Perpetual futures tied to real-world assets cleared more than $100 billion in volume during June, the highest monthly total the category has recorded, according to DefiLlama data cited by Cointelegraph. It is the first time on-chain RWA derivatives have crossed the $100 billion mark in a single month.
The number matters less as a headline than as a signal about where on-chain leverage is heading. Perpetuals have long been the dominant instrument in crypto trading, but almost all of that flow sat on tokens like Bitcoin, Ether, and Solana. June's figure shows traders increasingly want the same leverage mechanics pointed at tokenized versions of treasuries, gold, equities, and other off-chain assets.
The instrument, briefly
A perpetual future ("perp") is a derivative with no expiry date. Traders hold a leveraged long or short position indefinitely, with a funding rate periodically exchanged between longs and shorts to keep the contract price anchored to the underlying spot price. On-chain perps run this entire mechanism through smart contracts rather than a centralized clearinghouse.

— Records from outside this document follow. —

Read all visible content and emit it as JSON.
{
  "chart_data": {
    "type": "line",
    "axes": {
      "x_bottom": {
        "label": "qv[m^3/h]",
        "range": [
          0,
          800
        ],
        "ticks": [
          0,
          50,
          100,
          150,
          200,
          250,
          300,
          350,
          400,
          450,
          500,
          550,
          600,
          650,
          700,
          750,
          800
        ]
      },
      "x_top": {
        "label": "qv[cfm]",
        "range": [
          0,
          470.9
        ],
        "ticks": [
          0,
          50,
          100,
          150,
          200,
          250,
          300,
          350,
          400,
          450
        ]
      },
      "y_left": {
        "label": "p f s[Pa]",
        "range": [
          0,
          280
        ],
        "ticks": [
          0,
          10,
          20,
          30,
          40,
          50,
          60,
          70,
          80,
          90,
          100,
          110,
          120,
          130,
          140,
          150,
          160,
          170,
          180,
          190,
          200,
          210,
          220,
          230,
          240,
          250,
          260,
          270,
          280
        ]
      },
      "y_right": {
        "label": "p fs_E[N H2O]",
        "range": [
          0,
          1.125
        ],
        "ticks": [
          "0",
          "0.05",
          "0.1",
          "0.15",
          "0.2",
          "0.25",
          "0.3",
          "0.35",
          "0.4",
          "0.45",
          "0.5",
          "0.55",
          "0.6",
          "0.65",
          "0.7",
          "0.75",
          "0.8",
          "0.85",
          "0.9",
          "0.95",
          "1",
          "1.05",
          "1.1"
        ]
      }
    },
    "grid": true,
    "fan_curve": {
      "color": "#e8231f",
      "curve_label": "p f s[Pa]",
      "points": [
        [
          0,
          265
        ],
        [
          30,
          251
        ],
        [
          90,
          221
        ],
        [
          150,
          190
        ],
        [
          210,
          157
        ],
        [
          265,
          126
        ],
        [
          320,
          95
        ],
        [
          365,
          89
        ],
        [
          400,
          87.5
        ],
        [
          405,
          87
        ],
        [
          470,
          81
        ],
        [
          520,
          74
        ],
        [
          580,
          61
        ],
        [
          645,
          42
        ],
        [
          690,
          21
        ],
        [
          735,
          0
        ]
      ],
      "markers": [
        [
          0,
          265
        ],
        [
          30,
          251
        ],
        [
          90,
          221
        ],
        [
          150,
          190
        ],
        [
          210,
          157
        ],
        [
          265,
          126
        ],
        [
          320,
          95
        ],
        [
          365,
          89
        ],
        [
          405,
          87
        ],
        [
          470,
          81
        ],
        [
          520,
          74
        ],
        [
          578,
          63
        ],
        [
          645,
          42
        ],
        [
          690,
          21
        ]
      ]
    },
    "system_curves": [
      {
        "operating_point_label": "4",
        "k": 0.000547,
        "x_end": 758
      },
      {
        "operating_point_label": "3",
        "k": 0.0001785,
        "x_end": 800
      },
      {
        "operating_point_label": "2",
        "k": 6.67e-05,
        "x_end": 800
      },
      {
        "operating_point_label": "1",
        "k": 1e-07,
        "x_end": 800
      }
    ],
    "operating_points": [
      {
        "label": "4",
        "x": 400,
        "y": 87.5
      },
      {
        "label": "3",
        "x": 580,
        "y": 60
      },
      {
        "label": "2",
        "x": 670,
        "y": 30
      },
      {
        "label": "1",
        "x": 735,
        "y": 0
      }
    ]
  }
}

RWA perps apply that structure to assets that originate outside crypto. Instead of speculating on ETH, a trader takes a leveraged position on a tokenized US Treasury, a gold-backed token, or a synthetic equity. The appeal is straightforward: exposure to traditional markets, settled on-chain, available around the clock, without a brokerage account.
Reading the $100B figure
Context keeps this honest. Volume is a throughput measure, not a measure of assets held. A single leveraged position can generate large notional volume as it opens, adjusts, and closes, so $100 billion in monthly volume does not imply $100 billion of tokenized assets sitting as collateral. It measures activity, and activity has clearly accelerated.
What the number does show is demand for a specific thing that barely existed a year ago: liquid, leveraged, on-chain exposure to assets that trade in the traditional financial system. That demand tracks a broader move into tokenization. Tokenized equities recently hit a record $3.86 billion in June volume, and stablecoin settlement volume set its own record $1.79 trillion in June. Perpetuals are the leverage layer forming on top of that collateral base.
The macro backdrop is doing part of the work. As of July 8, 2026, Bitcoin trades near $62,669, down 0.6% on the day, with the Fear and Greed Index sitting at 27, in "Fear" territory. In a cautious tape, traders often rotate toward instruments that track yield-bearing or lower-volatility underlyings rather than pure altcoin beta. Tokenized treasuries and gold fit that behavior, and perps give traders a way to lever or hedge that exposure without leaving the chain.
Distinct risks stack up here
Leverage cuts both ways, and RWA perps stack a few distinct risks that spot tokenization does not.
The first is oracle dependence. A perp is only as accurate as the price feed telling the contract what the underlying is worth. Off-chain assets like equities and commodities trade on schedules and venues that on-chain oracles must relay faithfully. Stale or manipulated feeds have drained DeFi protocols before, and the attack surface grows when the reference price lives in a market that closes on weekends while the perp trades continuously.
The second is settlement and redemption. A tokenized treasury is a claim, and that claim depends on an issuer and a custody arrangement holding the real bond. Perp traders rarely touch redemption directly, but the collateral underneath the market does, which means issuer solvency and custody quality flow through to everyone in the pool. Recent on-chain incidents, from the $20M BonkDAO governance drain to live protocol exploits, are a reminder that the smart-contract layer carries its own failure modes independent of the underlying asset.
For everyday crypto users, the direct read-through is thin. RWA perps are a trading and treasury-management story, not a spending one. The connection to the broader crypto ecosystem is the collateral: the same tokenized dollars and treasuries that back these derivatives are the assets increasingly funding stablecoin payment rails and on-chain settlement. As that base grows, the leverage built on top grows with it.
Overview
RWA perpetuals cleared a record $100 billion in June volume, per DefiLlama, the first month the category has passed that threshold. The figure measures trading throughput, not assets under custody, but it marks real demand for leveraged, on-chain exposure to treasuries, gold, and equities. The growth sits alongside record months in tokenized equities and stablecoin settlement, and it introduces sharper oracle and custody risk than spot tokenization. This is analysis of a market trend, not financial advice, and leveraged derivatives carry the risk of total loss.